While it is true that American children technically have higher rates of ADHD diagnosis, that’s because American pediatricians use the term “ADHD”, in line with the DSM, and pediatricians abroad use other terms to describe the condition. Hot dogs aren’t strictly an American phenomenon just because Germans call the same thing wienerwurst. In fact, a paper in the journal World Psychiatry looked into some 50 studies worldwide linked to diagnoses similar to ADHD and found that “the prevalence of ADHD is at least as high in many non-U.S. children as in U.S. children.”
Myth #3: A Kid with ADHD will Always Struggle
On the other end of the spectrum, there are those who see kids with ADHD as hopeless cases who will struggle all of their lives with their disorder. Not only is this presumption false, it can be incredibly damaging for kids who internalize a sense of brokenness and resign themselves to a life of hardship.
The fact is that ADHD often comes with some pretty amazing gifts that have lead to great success for entrepreneurs and sports heroes who live with the disorder, including Richard Branson and Michael Phelps. Turns out there’s a place in the world for hyper-attentiveness, excess energy, and even risk-taking. Will every kid with ADHD become a balloon-flying, entrepreneur of a vast travel and entertainment brand? No. But they also aren’t destined for a life of crime or failure.
Myth #4: Only Boys Struggle With ADHD
It’s true that rates of ADHD diagnoses are higher for boys than girls. But that may be because girls are more adept at hiding their symptoms because they’ve been conditioned by society to appear sweet and docile, or because they are less likely to suffer from the substance abuse disorders that often lead to an ADHD diagnosis. In a word, there’s likely a bias in ADHD diagnosis towards boys. Girls can have ADHD, too—your doctor is just less likely to pick up on it.
Myth #5: Drugs are the Only Remedy for ADHD
Not every ADHD diagnosis means a Ritalin prescription. Studies are finding that many children benefit from behavioral and cognitive therapies, which help them develop skills to work with the symptoms of their disorder. For some kids, training in impulse control, structural supports like calendars, and even an increase in physical activity can help them manage their symptoms. For others, medication is the best choice. It really depends on the child.

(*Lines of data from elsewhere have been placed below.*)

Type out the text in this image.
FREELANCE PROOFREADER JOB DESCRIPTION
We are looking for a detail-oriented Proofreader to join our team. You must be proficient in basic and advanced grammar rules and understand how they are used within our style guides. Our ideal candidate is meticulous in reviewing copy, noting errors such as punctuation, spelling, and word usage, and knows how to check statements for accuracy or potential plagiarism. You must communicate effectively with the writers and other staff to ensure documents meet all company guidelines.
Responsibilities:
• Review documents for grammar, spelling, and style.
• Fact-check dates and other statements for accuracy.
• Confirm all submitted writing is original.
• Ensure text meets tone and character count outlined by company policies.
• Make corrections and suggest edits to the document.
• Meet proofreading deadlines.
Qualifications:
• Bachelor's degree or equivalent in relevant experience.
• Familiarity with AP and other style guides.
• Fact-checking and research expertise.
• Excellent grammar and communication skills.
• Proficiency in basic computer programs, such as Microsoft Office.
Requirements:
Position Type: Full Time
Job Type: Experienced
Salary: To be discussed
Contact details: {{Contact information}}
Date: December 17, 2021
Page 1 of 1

Myth #6: ADHD Drugs are Overprescribed
Those who claim ADHD medications are overprescribed often point to the Ritalin boom of the 90s. But they completely disregard the fact that there were a ton of things happening to predicate that boom, including new diagnostic techniques and the government making ADHD treatment in children eligible for Medicaid coverage. So the Ritalin spike was less about over-prescribing and more about the fact that, after generations of struggling, kids with ADHD finally got help in the 90s. Proof that the spike was temporary? Rates of intervention via medication have since been relatively flat.

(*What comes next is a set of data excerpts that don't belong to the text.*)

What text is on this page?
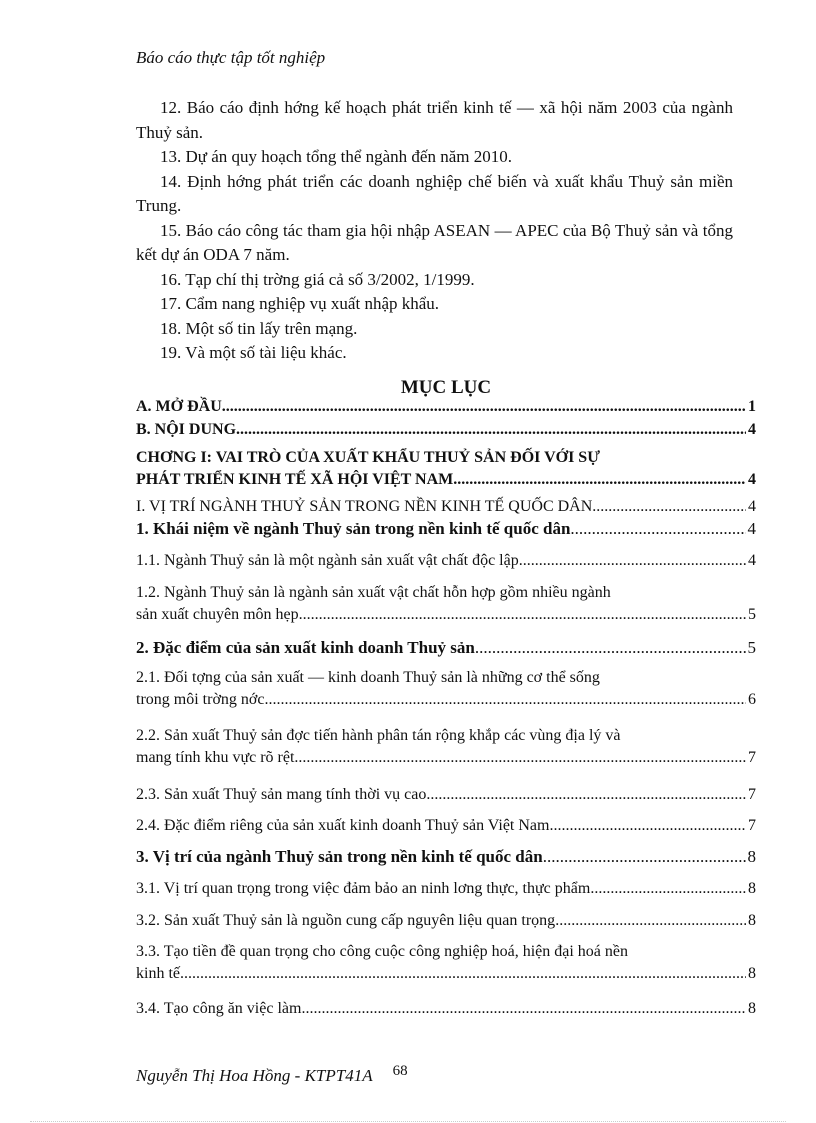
Báo cáo thực tập tốt nghiệp

12. Báo cáo định hớng kế hoạch phát triển kinh tế — xã hội năm 2003 của ngành Thuỷ sản.

13. Dự án quy hoạch tổng thể ngành đến năm 2010.

14. Định hớng phát triển các doanh nghiệp chế biến và xuất khẩu Thuỷ sản miền Trung.

15. Báo cáo công tác tham gia hội nhập ASEAN — APEC của Bộ Thuỷ sản và tổng kết dự án ODA 7 năm.

16. Tạp chí thị trờng giá cả số 3/2002, 1/1999.

17. Cẩm nang nghiệp vụ xuất nhập khẩu.

18. Một số tin lấy trên mạng.

19. Và một số tài liệu khác.

MỤC LỤC
A. MỞ ĐẦU .....	1
B. NỘI DUNG .....	4
CHƠNG I: VAI TRÒ CỦA XUẤT KHẨU THUỶ SẢN ĐỐI VỚI SỰ
PHÁT TRIỂN KINH TẾ XÃ HỘI VIỆT NAM .....	4
I. VỊ TRÍ NGÀNH THUỶ SẢN TRONG NỀN KINH TẾ QUỐC DÂN .....	4
1. Khái niệm về ngành Thuỷ sản trong nền kinh tế quốc dân .....	4
1.1. Ngành Thuỷ sản là một ngành sản xuất vật chất độc lập .....	4
1.2. Ngành Thuỷ sản là ngành sản xuất vật chất hỗn hợp gồm nhiều ngành
sản xuất chuyên môn hẹp. .....	5
2. Đặc điểm của sản xuất kinh doanh Thuỷ sản .....	5
2.1. Đối tợng của sản xuất — kinh doanh Thuỷ sản là những cơ thể sống
trong môi trờng nớc. .....	6
2.2. Sản xuất Thuỷ sản đợc tiến hành phân tán rộng khắp các vùng địa lý và
mang tính khu vực rõ rệt. .....	7
2.3. Sản xuất Thuỷ sản mang tính thời vụ cao .....	7
2.4. Đặc điểm riêng của sản xuất kinh doanh Thuỷ sản Việt Nam .....	7
3. Vị trí của ngành Thuỷ sản trong nền kinh tế quốc dân .....	8
3.1. Vị trí quan trọng trong việc đảm bảo an ninh lơng thực, thực phẩm .....	8
3.2. Sản xuất Thuỷ sản là nguồn cung cấp nguyên liệu quan trọng .....	8
3.3. Tạo tiền đề quan trọng cho công cuộc công nghiệp hoá, hiện đại hoá nền
kinh tế .....	8
3.4. Tạo công ăn việc làm .....	8
Nguyễn Thị Hoa Hồng - KTPT41A 68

Myth #7: ADHD Drugs Are Linked To School Shootings
After a recent school shooting in Texas, incoming National Rifle Association president Oliver North blamed the carnage not on guns but—wait for it—Ritalin and other stimulant medications taken for ADHD. This is obviously ridiculous.
Not only do medications for ADHD help kids with impulse control, many studies have shown that kids taking ADHD medication are less likely to engage in criminal activity. It’s safe to say ADHD drugs are not linked to school shootings.